UPS said today it expects to hire between 90,000 and 95,000 seasonal employees to support the anticipated increase in package volume during the November-December holiday gift-giving season. This is the same number that the company hired last year.
Rival FedEx has yet to announced its holiday hiring plans. The company hired 50,000 seasonal workers in 2014.
“We have initial volume forecasts from our customers and are starting the hiring process for our temporary holiday season jobs,” said Myron Gray, president, U.S. operations for UPS in a statement. “We have needs for various positions on all shifts at UPS locations throughout the United States.”
The full- and part-time seasonal positions – primarily package handlers, drivers and driver-helpers – have long been an entry point for permanent employment at UPS. Many senior UPS executives, including CEO David Abney, started their UPS careers as part-time employees.

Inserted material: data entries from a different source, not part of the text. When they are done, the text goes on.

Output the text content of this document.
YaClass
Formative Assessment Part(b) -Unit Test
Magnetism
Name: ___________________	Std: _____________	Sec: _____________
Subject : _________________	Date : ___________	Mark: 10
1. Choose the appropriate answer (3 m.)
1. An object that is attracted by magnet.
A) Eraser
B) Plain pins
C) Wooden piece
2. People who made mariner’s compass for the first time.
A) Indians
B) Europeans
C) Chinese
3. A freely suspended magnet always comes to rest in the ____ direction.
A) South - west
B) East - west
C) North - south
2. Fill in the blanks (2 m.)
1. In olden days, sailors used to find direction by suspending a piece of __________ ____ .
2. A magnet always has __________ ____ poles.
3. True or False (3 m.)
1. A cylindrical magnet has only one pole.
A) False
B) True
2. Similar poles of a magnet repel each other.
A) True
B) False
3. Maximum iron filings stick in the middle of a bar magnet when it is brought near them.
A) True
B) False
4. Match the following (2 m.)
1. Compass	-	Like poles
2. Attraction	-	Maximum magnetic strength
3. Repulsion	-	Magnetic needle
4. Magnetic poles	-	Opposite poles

In 2014, UPS spent $500 million in infrastructure improvements ahead of peak season, which some saw as an overreaction to the problems it experienced in holiday peak the prior year, when 1 million packages were delayed due to a multiplicity of issues. That year it said it was hiring 55,000 temp workers, but boosted it to 85,000 when demand spiked.
Higher-than-expected peak costs in 2014 negatively impacted the company’s bottom line, executives said in February, as capacity outstripped demand and things ran relatively smoothly.
At that time, executives said UPS would institute offsetting peak surcharges. To that end, it has been negotiating with major retail shippers about eliminating discounts for large parcels during peak, to combat increased costs from packages its network was not designed to handle efficiently.